Show up on time. Be respectful of the photographers time. Give him or her your full attention. Do tricks you land at least 75% of the time. Trying tricks you just learned is time consuming because the consistency of landing the trick isn’t there yet. In addition, when you don’t land the trick, there’s a higher risk of an air-born board that could result in injury to the photographer. Communicate. Don’t be afraid to ask a lot of questions. Both skater and photographer have an image in mind, but sometimes it takes extensive communication to sync those images. Everyone has their good days and bad. Both need to be patient. Don’t keep going if you tire. That’s when injuries occur. Most importantly, have fun!
|Skater: Jordyn Barratt at Exposure|
What are some of your favorite places to shoot at?
My absolute favorite setting is the backyard bowl. When I road tripped with Scott Foss, the Bones Brigader who introduced me to skateboard photography, I was lucky enough to shoot small crews at Lance Mountains, Arto’s, Rusty’s, Malibu and Ridiculous. Those bowls are as photogenic as they come. I also like discovering new parks and getting shots of unknown local rippers. I enjoy shooting contests. Some of my favorite contests to shoot are Exposure, the Van’s Girls Combi Classic, Van’s events and World Cup Skateboarding events in general and the Clash at Clairemont. In December I shot the Poseiden Foundations event, Ladies Day at the Berrics. It was all about fun, which suits me well.
|Skater: Lance Mountain|
|Skater: Jim Gray|
Do you have an all time favorite skate image that you have shot?

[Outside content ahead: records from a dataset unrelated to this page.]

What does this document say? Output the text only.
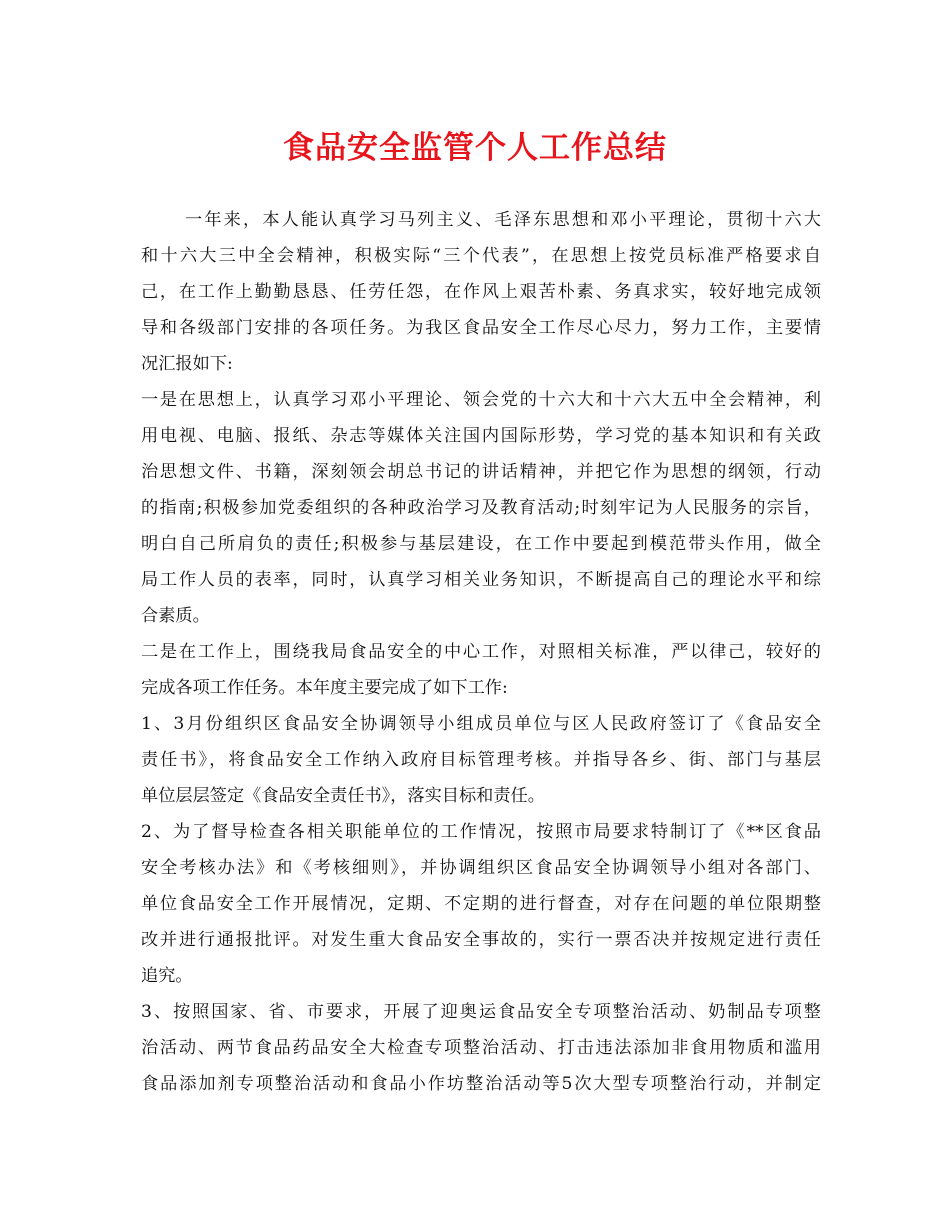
食品安全监管个人工作总结
一年来，本人能认真学习马列主义、毛泽东思想和邓小平理论，贯彻十六大
和十六大三中全会精神，积极实际“三个代表”，在思想上按党员标准严格要求自
己，在工作上勤勤恳恳、任劳任怨，在作风上艰苦朴素、务真求实，较好地完成领
导和各级部门安排的各项任务。为我区食品安全工作尽心尽力，努力工作，主要情
况汇报如下:
一是在思想上，认真学习邓小平理论、领会党的十六大和十六大五中全会精神，利
用电视、电脑、报纸、杂志等媒体关注国内国际形势，学习党的基本知识和有关政
治思想文件、书籍，深刻领会胡总书记的讲话精神，并把它作为思想的纲领，行动
的指南;积极参加党委组织的各种政治学习及教育活动;时刻牢记为人民服务的宗旨，
明白自己所肩负的责任;积极参与基层建设，在工作中要起到模范带头作用，做全
局工作人员的表率，同时，认真学习相关业务知识，不断提高自己的理论水平和综
合素质。
二是在工作上，围绕我局食品安全的中心工作，对照相关标准，严以律己，较好的
完成各项工作任务。本年度主要完成了如下工作:
1、3月份组织区食品安全协调领导小组成员单位与区人民政府签订了《食品安全
责任书》，将食品安全工作纳入政府目标管理考核。并指导各乡、街、部门与基层
单位层层签定《食品安全责任书》，落实目标和责任。
2、为了督导检查各相关职能单位的工作情况，按照市局要求特制订了《**区食品
安全考核办法》和《考核细则》，并协调组织区食品安全协调领导小组对各部门、
单位食品安全工作开展情况，定期、不定期的进行督查，对存在问题的单位限期整
改并进行通报批评。对发生重大食品安全事故的，实行一票否决并按规定进行责任
追究。
3、按照国家、省、市要求，开展了迎奥运食品安全专项整治活动、奶制品专项整
治活动、两节食品药品安全大检查专项整治活动、打击违法添加非食用物质和滥用
食品添加剂专项整治活动和食品小作坊整治活动等5次大型专项整治行动，并制定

Demarcus James at Buena Vista
|Skater: Demarcus James|
Any favorite tricks you like to shoot?
I love just a simple ollie. Most everyone can do it and it can be done in diverse settings. I have a shot of Amy Treadway doing an ollie in Oregon. We were on our way to Windell’s Skate Camp and the sunset was insane. We pulled to the side of of the highway and I captured this awesome shot of her doing an ollie on a dirt road with the mountains and sunset in the background. It’s one of my favorite shots.
|Skater: Amy Treadway|
Favorite camera body & lens?
Nikon D7000, 10mm 2.8 fisheye
Do you like to light or do you prefer shooting with natural light?
I love shooting with short duration flash at high shutter speeds. The resulting photo is always amazingly sharp.

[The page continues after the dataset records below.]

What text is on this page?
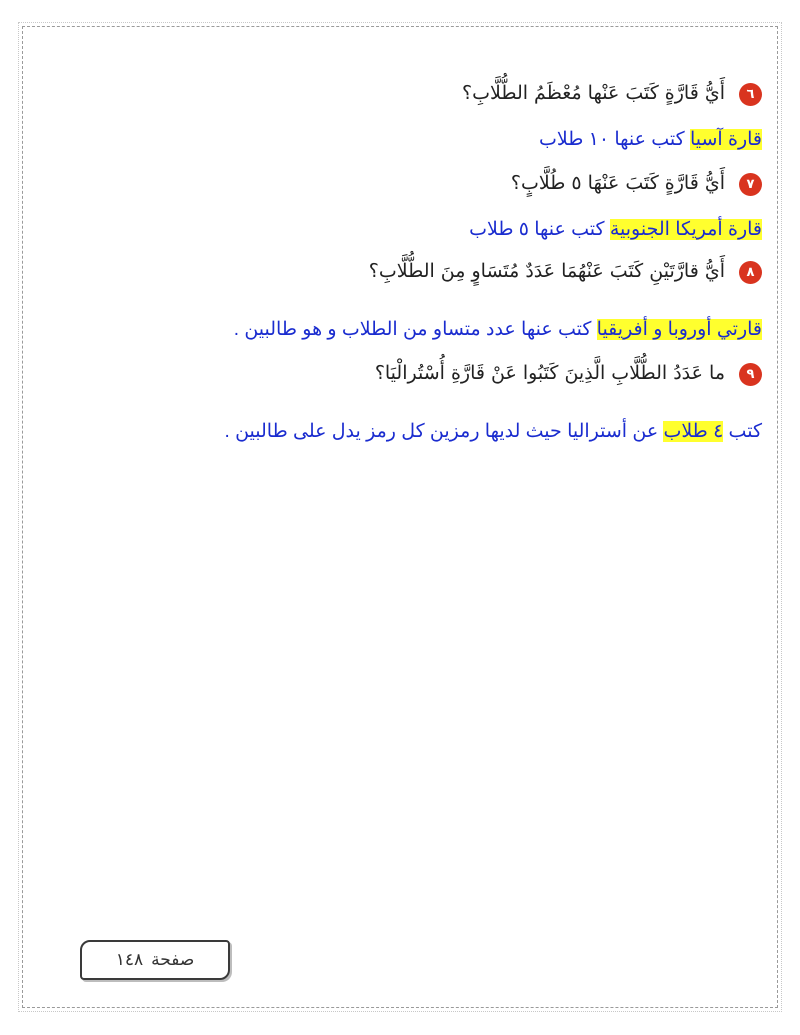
٦أَيُّ قَارَّةٍ كَتَبَ عَنْها مُعْظَمُ الطُّلَّابِ؟
قارة آسيا كتب عنها ١٠ طلاب
٧أَيُّ قَارَّةٍ كَتَبَ عَنْهَا ٥ طُلَّابٍ؟
قارة أمريكا الجنوبية كتب عنها ٥ طلاب
٨أَيُّ قارَّتَيْنِ كَتَبَ عَنْهُمَا عَدَدٌ مُتَسَاوٍ مِنَ الطُّلَّابِ؟
قارتي أوروبا و أفريقيا كتب عنها عدد متساو من الطلاب و هو طالبين .
٩ما عَدَدُ الطُّلَّابِ الَّذِينَ كَتَبُوا عَنْ قَارَّةِ أُسْتُرالْيَا؟
كتب ٤ طلاب عن أستراليا حيث لديها رمزين كل رمز يدل على طالبين .
صفحة١٤٨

Any girls out there you haven’t shot yet but would like to?
So many I can’t name them all!
|Skater: Gaby Ponce|
Any advice for someone who wanted to get into action sports photography?
Make sure you have a good job to support your obsession! Camera equipment and maintenance is very expensive. Rent until you find what works for you, then buy used. Don’t get into it for the money. Get into it for the fun and adventure. Ask other photographers for advice. There are many who love to share what they know and will end up to be great friends. Ask questions. Ask more questions. Don’t be afraid of the word ‘no’. Someday there will be a ‘yes’. Not everyone’s going to like you or what you do. Focus on those who like and support you. Ignore those who don’t. Negative energy is draining and will hold you back. Positive energy will propel you forward. Get good health insurance. Carry a medical emergency kit. Injury is inevitable.
Where can we see your work?
I’m building a new website, but you can view some past material at lorriepalmosphotography.com
I hope to cover the Van’s Pool Party Classic this year, as I have done for the past two years. I blog and I’m a photographer for Skidmark Skatemag. All the contests I cover can be seen on their website skidmarkskatemag.com.